Farmers from Tamil Nadu have been protesting in Delhi for weeks over drought relief.
- Farmers protesting at Jantar Mantar call off strike for 15 days
- Chief Minister had assured farmers their demands will be met
- Farmers have been protesting for six weeks over drought relief
Farmers from Tamil Nadu have called off their strike in Delhi for a month over a drought relief package after an assurance by Chief Minister E Palaniswami today. Mr Palaniswami had met the farmers who have been protesting at Delhi's Jantar Mantar for the last six weeks. The chief minister assured the farmers that their demands will be met and urged them to call off their protest.
The move came after Mr Palaniswami met Prime Minister Narendra Modi today and highlighted the farmers' issue. He had also discussed the issue with Finance Minister Arun Jaitley and Home Minister Rajnath Singh. The farmers' union said if their demands are not met by May 25, they will resume their strike.
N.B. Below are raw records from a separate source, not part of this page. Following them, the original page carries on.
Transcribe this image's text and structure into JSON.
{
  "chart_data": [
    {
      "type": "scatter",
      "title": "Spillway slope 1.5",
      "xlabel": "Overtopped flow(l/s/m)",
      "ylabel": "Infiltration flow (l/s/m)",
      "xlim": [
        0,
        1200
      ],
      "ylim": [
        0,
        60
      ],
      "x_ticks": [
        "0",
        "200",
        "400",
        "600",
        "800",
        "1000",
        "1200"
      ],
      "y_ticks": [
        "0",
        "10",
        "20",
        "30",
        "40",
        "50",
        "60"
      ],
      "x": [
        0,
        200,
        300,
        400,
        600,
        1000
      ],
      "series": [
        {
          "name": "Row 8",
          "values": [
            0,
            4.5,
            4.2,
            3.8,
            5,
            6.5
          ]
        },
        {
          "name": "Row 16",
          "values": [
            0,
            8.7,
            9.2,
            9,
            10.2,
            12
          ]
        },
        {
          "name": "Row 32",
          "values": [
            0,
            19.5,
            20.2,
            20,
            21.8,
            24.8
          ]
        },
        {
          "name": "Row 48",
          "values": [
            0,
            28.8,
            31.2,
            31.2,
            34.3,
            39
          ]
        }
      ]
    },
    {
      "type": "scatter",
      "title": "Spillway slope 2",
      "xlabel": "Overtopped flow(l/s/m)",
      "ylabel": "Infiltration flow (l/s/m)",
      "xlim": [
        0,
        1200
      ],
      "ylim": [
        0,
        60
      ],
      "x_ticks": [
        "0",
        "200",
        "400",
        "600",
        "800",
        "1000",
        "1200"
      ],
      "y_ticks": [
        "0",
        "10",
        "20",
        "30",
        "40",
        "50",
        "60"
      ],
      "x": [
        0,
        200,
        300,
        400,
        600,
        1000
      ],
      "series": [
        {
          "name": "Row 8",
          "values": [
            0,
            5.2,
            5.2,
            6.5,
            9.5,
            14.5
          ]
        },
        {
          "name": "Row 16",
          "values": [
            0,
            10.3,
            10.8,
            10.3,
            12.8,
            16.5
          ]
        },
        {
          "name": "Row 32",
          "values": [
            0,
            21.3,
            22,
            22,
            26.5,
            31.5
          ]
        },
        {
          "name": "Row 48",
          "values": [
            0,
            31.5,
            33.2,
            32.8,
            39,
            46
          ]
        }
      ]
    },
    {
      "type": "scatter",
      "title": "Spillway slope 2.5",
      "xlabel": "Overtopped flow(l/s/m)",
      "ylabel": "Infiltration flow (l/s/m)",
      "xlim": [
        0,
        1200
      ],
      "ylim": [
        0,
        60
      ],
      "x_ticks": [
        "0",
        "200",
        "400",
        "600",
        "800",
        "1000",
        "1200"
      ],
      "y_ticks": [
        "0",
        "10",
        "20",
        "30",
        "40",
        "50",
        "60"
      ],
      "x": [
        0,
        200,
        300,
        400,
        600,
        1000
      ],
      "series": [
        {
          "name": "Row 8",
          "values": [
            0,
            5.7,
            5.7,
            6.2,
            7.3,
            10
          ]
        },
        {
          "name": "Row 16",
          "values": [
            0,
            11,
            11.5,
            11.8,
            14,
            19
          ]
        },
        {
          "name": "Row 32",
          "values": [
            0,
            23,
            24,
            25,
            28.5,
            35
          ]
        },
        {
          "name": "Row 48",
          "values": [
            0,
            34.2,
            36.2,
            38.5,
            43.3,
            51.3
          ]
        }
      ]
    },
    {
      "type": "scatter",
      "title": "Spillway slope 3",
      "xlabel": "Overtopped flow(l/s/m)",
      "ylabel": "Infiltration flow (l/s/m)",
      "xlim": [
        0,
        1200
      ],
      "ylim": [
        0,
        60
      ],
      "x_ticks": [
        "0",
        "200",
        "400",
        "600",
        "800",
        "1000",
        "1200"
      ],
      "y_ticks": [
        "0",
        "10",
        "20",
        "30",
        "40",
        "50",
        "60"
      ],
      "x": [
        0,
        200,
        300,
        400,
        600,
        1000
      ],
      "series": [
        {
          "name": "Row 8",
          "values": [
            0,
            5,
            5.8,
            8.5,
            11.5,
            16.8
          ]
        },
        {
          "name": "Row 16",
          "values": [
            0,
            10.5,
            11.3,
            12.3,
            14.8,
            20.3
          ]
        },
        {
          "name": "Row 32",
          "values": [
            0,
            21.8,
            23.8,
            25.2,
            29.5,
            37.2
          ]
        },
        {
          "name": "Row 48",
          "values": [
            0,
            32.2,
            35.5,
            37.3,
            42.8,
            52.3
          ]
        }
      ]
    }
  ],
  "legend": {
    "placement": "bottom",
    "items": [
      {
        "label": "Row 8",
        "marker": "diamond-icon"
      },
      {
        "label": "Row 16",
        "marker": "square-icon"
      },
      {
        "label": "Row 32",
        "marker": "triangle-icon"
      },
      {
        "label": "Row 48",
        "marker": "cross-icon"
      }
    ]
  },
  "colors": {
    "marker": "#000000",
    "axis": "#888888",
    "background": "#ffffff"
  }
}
Mr Palaniswami, who arrived in the national capital yesterday, attended the NITI Aayog meeting along with chief ministers of other states.
The protesting farmers have been demanding a Rs 40,000-crore drought relief package, farm loan waiver and setting up of the Cauvery Management Board by the centre. Over the last 39 days, they have shaved their heads, halved their moustaches, held mice and snakes in their mouths, conducted mock funerals, flogged themselves and even carried skulls of other farmers who had committed suicide due to debt pressure.
Earlier this month, dozens of protesters blocked all six lanes of Chennai's arterial Kathipaara flyover by tying an iron chain to the poles on either side to express solidarity with the farmers protesting in Delhi.
The Madras High Court, too, had directed state government to expand its farm loan waiver scheme to include farmers who own land over five acres. However, there is no relief for those who have borrowed from nationalised banks. The state had sought Rs. 40,000 crore from the centre, which sanctioned only Rs. 4,000 crore.
With 60 per cent deficit in rainfall, Tamil Nadu witnessed its worst drought in 140 years.